Konstantinos Vetochnikov
Collège de France, UMR 8167
Pendant la période ottomane, le Patriarcat oecuménique de Constantinople a exercé son influence sur plusieurs Églises autocéphales, y compris sur le Patriarcat d’Antioche. Ses interventions ont remis en question l’indépendance de ces Églises notamment en matière d’élection et de destitution de ses primats. Elles étaient motivées par les besoins de cette Église et par les droits exceptionnels du Patriarche oecuménique, dont les fondements se trouvent dans la législation byzantine et les canons ecclésiastiques. Parmi les cas spécifiques d’intervention du Patriarcat oecuménique dans les affaires du Patriarcat d’Antioche, on retrouve des dépositions et les élections marquantes de patriarches.
Le Patriarcat oecuménique de Constantinople a rétabli l’ordre et la légalité au sein du Patriarcat d’Antioche, conformément aux normes canoniques de l’Église orthodoxe. Par ailleurs, d’autres événements mentionnés dans les documents reflètent les divisions et les luttes de pouvoir au sein du Patriarcat d’Antioche. Certains individus ont tenté d’usurper le siège patriarcal d’Antioche et de propager des innovations et des idées latines. Le Patriarcat oecuménique a agi pour mettre fin à ces manigances et a demandé aux autorités ottomanes d’exiler les coupables. Des sanctions ecclésiastiques ont été prononcées à leur encontre, les membres du clergé ont été déposés, tandis que les laïcs les soutenant ont été excommuniés. Ces interventions de Constantinople dans les affaires du Patriarcat d’Antioche avant la rupture de 1724 visent à préserver son autonomie face à l’union avec l’Église romane et à la maintenir dans l’orthodoxie et donc dans la sphère d’influence du Patriarcat de Constantinople.
Cornel Zwierlein
Independant Scholar
Cette étude porte sur l’implication des commerçants français et britanniques, à Saïda et à Acre, dans les conflits religieux autour de 1724. Saïda véritable bastion de la faction franco‑catholique‑melkite, devient un centre stratégique pour leurs activités. les commerçants français, principalement engagés dans le commerce du coton et d’autres marchandises, ont forgé des collaborations étroites avec les communautés rūm et maronite locales. les commerçants britanniques se sont appuyées davantage sur leurs intérêts commerciaux avec les communautés arméniennes et rūm‑orthodoxes. les commerçants européens, détenteurs d’un pouvoir de crédit substantiel, ont joué un rôle crucial dans le maintien de la stabilité et la sauvegarde de leurs propres intérêts. En utilisant leur réseau de crédit, les commerçants ont apporté un soutien financier aux parties en conflit du schisme religieux.

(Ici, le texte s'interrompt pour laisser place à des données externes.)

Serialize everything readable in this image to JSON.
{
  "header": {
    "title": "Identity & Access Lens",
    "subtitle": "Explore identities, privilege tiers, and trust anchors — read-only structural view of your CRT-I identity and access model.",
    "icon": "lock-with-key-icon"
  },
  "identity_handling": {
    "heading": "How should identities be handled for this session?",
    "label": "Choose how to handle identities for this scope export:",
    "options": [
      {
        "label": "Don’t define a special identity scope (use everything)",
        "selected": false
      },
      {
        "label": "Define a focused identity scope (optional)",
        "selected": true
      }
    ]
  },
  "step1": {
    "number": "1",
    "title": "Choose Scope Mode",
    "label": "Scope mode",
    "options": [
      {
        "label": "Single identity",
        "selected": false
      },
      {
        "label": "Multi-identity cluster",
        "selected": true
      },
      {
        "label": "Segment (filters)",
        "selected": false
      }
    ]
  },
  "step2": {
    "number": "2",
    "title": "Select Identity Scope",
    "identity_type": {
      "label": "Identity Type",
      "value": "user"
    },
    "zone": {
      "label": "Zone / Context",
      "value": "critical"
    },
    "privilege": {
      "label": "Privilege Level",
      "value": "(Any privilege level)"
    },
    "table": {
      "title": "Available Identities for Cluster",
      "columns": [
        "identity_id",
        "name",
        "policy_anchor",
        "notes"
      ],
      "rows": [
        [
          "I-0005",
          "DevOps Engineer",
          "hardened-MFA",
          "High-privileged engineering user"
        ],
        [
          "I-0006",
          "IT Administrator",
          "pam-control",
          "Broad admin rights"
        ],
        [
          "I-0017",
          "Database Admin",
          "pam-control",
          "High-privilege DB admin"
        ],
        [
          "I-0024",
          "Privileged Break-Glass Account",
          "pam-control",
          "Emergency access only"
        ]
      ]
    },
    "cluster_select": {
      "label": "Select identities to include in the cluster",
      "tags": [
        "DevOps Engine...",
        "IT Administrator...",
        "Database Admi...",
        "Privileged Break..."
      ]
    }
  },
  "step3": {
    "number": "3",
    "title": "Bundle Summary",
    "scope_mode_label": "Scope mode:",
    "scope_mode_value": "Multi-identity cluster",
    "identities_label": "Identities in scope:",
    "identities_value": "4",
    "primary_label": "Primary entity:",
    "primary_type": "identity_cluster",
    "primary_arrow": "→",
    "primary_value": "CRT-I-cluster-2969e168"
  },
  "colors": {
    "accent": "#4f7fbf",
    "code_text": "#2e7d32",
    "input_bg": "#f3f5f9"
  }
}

L’étude souligne également la participation active de la nation française et son soutien à la cause catholique, aux missionnaires et aux catholiques orientaux. les commerçants français se sont appuyés sur l’expertise des capitaines de navires et corsaires rūm‑catholiques pour leurs intérêts commerciaux, coopérant souvent avec des rūm‑orthodoxes. Ils ont réalisé des investissements immobiliers et géré des dons, dont les revenus locatifs ont soutenu les monastères melkites de l’arrière‑pays syrien.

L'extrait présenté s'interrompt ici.